Fig. 4. Amygdala damage did not change ROC measures of recollection or familiarity.

a We manipulated the decision criterion of the monkeys by changing the amount of food reward for hits and correct rejections each day. For example, five pellets for a correct rejection and one pellet for a hit should produce a very conservative bias to respond ‘no’ when uncertain. b The dual-process signal detection model posits that detailed recollection produces a flat but asymmetrical ROC curve, vague familiarity produces a curved but symmetrical ROC curve, and normal recognition produces a curved and asymmetrical ROC curve that represents the combination of recollection and familiarity. c The mean observed criterion bias (c’ ±SEM) of our monkeys as a result of the food manipulations in panel a. Negative numbers are more conservative biases and positive numbers are more liberal biases. These data indicate that the decision criteria of our monkeys were affected by the reward manipulations, as intended. Monkeys with amygdala damage (n = 4) in green circles and control monkeys in black triangles (n = 4). d The ROC curves for both control (left, black triangles, n = 4) and amygdala (right, green circles, n = 4) monkeys were curved and asymmetrical. Points represent group means of hit and false alarm rates at the five criterion bias levels. Inset bar graphs depict the mean (±SEM) of the individual monkeys’ parameter estimates for recollection (R) and familiarity (F). Source data are provided as a Source data file.

Fig. 5. Amygdala damage did not impair across-day familiarity discrimination.

a Example stimuli used in each two-choice trial; + denotes a rewarded image and – denotes a nonrewarded image.

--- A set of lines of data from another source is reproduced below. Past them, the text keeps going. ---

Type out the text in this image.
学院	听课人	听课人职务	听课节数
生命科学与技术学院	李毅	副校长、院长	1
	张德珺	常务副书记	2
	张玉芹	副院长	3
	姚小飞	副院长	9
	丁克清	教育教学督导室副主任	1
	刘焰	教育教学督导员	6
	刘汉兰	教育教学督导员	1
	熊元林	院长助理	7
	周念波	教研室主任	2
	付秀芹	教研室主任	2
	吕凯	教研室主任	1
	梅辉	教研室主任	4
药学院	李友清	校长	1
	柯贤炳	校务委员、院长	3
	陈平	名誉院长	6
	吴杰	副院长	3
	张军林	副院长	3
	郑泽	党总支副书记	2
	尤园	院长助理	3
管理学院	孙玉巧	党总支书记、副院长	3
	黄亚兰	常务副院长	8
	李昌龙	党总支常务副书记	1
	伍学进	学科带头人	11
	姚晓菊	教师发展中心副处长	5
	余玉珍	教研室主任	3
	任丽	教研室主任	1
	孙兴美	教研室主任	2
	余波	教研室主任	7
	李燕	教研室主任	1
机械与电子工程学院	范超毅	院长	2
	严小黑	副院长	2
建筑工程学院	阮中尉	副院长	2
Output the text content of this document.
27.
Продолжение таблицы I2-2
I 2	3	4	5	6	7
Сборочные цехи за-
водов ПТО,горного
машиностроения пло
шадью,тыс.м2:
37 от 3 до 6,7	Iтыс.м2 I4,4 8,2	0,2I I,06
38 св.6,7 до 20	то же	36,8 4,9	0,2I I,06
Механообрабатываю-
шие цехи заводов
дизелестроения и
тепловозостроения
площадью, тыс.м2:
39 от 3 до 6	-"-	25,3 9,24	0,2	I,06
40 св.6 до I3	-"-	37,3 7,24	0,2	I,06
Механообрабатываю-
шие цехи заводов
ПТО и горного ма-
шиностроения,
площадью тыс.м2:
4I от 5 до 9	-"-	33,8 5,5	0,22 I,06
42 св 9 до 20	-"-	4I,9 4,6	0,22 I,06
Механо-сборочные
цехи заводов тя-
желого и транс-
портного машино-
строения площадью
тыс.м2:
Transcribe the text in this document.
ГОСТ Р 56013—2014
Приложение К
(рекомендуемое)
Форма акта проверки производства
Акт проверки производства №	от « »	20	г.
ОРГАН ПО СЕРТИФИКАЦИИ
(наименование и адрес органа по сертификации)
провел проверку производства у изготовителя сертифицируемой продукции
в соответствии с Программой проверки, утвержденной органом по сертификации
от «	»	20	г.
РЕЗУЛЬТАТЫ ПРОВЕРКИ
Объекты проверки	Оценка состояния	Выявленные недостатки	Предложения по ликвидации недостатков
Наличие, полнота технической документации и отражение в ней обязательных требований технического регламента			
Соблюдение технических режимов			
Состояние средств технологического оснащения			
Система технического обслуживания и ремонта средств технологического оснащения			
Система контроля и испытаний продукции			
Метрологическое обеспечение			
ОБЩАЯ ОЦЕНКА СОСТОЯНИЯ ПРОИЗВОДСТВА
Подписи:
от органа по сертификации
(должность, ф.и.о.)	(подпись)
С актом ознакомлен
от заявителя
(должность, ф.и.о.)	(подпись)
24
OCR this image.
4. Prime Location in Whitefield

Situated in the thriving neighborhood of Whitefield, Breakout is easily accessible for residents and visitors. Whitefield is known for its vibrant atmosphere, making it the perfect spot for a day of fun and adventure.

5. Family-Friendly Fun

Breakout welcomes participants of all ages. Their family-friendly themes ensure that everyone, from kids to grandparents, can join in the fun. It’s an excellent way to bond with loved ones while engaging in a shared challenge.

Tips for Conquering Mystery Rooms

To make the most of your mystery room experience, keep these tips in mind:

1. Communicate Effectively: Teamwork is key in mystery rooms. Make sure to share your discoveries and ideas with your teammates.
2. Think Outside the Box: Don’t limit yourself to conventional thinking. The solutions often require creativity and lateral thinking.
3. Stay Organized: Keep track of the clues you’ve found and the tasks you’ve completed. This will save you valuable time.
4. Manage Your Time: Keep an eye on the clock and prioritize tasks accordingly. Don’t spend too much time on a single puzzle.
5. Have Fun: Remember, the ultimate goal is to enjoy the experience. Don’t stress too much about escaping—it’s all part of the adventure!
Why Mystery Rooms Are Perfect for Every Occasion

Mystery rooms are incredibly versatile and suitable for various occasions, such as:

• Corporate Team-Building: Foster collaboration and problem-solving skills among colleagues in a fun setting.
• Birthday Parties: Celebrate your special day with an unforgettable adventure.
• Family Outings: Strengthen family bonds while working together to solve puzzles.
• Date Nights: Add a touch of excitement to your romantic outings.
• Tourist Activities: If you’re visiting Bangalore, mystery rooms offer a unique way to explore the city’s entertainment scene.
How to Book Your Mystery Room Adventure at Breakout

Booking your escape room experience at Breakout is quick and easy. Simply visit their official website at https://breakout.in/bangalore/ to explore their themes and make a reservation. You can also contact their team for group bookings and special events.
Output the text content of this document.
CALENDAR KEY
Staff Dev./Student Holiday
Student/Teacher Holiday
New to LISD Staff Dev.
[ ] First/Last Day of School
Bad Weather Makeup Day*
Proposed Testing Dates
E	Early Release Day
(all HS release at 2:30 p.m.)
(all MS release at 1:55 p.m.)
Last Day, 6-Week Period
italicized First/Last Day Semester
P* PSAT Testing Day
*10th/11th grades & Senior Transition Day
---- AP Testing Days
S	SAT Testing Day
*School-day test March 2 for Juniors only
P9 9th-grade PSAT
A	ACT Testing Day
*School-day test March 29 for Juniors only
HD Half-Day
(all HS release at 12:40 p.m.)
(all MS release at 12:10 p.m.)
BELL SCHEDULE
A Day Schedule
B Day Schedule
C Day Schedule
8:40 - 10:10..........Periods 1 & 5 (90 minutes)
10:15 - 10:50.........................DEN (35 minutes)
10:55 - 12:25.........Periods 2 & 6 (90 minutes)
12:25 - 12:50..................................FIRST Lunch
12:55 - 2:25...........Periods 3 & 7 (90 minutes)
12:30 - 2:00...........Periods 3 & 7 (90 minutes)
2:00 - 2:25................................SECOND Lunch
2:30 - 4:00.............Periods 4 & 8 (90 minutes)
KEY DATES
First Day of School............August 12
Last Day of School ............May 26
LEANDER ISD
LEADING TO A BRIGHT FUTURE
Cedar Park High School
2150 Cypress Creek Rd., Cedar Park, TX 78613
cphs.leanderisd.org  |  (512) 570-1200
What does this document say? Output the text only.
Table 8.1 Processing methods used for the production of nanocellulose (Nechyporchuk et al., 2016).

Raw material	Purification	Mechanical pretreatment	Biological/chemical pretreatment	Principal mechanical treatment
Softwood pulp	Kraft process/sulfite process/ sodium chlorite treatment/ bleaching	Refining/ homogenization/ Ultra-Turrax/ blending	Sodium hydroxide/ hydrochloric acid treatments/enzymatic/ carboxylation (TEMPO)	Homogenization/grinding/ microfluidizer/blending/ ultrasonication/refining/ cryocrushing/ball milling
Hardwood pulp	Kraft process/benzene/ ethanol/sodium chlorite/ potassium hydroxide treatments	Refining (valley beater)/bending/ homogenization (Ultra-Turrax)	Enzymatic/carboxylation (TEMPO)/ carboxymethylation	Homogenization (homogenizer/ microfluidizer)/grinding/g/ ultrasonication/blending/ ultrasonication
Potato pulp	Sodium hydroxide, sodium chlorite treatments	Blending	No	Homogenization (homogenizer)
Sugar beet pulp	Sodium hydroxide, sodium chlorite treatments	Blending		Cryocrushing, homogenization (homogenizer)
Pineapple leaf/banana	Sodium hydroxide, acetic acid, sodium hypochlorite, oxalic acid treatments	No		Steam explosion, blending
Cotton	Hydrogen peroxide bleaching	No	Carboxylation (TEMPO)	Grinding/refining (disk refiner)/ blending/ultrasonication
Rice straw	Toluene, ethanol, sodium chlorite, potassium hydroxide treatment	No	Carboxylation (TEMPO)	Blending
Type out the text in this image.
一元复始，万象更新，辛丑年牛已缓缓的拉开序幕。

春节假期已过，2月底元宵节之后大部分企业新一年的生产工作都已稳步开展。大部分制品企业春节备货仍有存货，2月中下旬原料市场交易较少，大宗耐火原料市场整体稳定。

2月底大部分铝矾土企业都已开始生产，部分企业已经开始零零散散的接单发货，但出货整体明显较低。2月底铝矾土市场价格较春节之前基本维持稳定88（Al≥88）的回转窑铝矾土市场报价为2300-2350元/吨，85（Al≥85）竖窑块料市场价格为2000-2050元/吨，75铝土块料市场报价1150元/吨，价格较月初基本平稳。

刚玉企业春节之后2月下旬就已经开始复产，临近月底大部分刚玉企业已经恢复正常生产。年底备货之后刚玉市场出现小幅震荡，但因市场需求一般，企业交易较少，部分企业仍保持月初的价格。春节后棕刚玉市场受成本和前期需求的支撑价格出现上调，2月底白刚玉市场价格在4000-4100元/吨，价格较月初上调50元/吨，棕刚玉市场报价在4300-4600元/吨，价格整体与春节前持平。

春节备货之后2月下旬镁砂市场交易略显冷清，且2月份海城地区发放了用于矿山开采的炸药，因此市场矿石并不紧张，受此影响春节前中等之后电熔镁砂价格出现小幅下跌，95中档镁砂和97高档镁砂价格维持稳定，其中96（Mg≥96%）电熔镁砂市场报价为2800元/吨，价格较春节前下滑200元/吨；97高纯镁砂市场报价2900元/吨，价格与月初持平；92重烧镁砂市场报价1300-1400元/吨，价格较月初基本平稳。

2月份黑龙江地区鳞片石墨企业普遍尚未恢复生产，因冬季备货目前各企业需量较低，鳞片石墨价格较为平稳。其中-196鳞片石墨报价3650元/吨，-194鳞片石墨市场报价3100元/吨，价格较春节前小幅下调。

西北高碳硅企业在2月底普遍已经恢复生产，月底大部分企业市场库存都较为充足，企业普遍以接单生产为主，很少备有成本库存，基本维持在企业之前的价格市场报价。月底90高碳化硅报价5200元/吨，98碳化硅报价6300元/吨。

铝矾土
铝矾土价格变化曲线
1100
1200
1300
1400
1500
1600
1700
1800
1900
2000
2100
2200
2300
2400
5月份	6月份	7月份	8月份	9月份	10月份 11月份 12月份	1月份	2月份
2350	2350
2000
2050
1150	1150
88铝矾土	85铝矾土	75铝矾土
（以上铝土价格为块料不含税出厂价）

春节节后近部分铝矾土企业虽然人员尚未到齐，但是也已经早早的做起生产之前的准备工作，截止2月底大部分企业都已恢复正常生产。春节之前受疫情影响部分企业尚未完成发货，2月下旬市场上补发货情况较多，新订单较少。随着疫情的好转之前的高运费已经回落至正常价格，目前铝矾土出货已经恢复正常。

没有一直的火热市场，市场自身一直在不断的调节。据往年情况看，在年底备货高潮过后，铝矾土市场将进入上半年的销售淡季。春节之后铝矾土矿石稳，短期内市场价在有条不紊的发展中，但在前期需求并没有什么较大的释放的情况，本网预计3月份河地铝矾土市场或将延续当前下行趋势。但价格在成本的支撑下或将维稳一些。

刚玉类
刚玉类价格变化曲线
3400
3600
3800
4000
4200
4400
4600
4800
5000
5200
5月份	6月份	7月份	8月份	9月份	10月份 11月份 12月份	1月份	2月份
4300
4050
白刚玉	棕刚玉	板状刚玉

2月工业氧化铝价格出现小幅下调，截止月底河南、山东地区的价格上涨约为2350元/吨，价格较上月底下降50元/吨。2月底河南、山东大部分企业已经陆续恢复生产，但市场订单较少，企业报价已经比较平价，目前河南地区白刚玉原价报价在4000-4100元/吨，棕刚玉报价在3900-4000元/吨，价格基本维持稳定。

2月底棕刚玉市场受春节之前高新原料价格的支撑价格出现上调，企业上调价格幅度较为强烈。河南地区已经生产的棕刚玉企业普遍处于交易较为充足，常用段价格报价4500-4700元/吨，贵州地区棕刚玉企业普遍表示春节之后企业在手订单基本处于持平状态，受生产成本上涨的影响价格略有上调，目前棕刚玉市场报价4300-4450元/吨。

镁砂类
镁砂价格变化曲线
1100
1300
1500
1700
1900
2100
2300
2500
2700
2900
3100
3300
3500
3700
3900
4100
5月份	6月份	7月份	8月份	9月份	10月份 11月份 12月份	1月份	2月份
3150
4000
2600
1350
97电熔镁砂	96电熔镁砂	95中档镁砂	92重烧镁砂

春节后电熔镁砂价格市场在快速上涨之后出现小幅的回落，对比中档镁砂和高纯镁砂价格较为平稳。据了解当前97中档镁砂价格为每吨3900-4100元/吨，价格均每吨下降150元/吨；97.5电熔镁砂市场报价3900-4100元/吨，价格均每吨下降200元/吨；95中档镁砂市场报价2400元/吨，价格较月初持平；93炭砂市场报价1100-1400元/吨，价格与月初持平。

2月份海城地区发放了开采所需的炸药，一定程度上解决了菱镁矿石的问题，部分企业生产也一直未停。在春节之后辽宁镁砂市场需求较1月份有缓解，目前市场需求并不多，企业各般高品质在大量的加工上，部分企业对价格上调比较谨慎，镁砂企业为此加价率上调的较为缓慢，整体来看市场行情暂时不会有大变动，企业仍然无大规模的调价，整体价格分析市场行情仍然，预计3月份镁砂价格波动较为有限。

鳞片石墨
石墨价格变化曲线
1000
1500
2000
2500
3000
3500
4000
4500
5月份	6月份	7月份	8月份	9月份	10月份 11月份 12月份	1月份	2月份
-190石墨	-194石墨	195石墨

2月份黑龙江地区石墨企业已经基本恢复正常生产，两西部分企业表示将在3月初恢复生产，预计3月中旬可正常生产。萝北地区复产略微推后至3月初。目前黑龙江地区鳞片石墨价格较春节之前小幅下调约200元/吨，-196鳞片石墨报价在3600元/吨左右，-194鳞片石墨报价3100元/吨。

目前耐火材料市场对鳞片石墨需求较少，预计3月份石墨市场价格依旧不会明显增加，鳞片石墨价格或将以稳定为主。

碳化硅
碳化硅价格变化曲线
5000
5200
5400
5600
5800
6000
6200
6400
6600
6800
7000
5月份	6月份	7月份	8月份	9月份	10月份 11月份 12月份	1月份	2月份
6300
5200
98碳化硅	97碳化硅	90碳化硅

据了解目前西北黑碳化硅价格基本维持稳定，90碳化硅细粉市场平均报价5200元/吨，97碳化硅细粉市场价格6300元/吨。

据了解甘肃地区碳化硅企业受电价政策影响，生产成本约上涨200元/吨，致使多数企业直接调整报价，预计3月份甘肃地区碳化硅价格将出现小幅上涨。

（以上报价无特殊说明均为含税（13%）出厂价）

The familiarity discrimination was such that novel images were always rewarded and familiar images were never rewarded (except for on Day 1, when all images were novel and reward assignments were initially unknown to the monkey). b Percent correct as a function of group (black triangles with dashed lines = control, n = 4; green circles with solid lines = amygdala, n = 4), testing day, and problem set. Each line is a linear fit for an individual monkey. Inset bar graphs depict the mean sessions to criterion (±SD) for each group (C = control, A = amygdala) and problem set. Source data are provided as a Source data file.

Fig. 6. Amygdala damage impaired rapid reward association learning.

a Trial schematic. Examples screens (left) show the stimuli as they appeared to the monkey. Probabilities (right) show the pre-assigned reward probabilities of the images. The red question marks indicate a novel stimulus with an unknown (to the monkey) probability that must be learned. b Model-derived learning parameters for control (black bars, n = 4) and amygdala (green bars, n = 4) monkeys. Learning rate (α) quantifies how much learning occurs from each outcome; Inverse temperature (β) quantifies the consistency with which subjects select the most valuable option; Novelty bonus quantifies the bias to choose or avoid a novel item with an unknown reward probability. Bars are group means and points are parameters (±95% CI) for individual monkeys. * indicates p = 0.035 via linear mixed-effects model as described in text. c Proportion (±SEM) of times a novel option was chosen as a function of assigned reward probability (75%, 50%, or 25%) and number of trials since the introduction of a novel item. Trial 0 is the trial on which the novel item was introduced. Horizontal lines below the data indicate trials for which two conditions were chosen at statistically different rates (uncorrected = thin line; Bonferroni corrected = thick line; HvL = high reward vs. low reward; MvL = medium reward vs. low reward; MvH = medium reward vs. high reward). Vertical lines indicate the trial on which all three conditions were chosen at statistically different levels (uncorrected). Compare panel c to Fig. 1E from Costa et al. (2019). Source data are provided as a Source data file.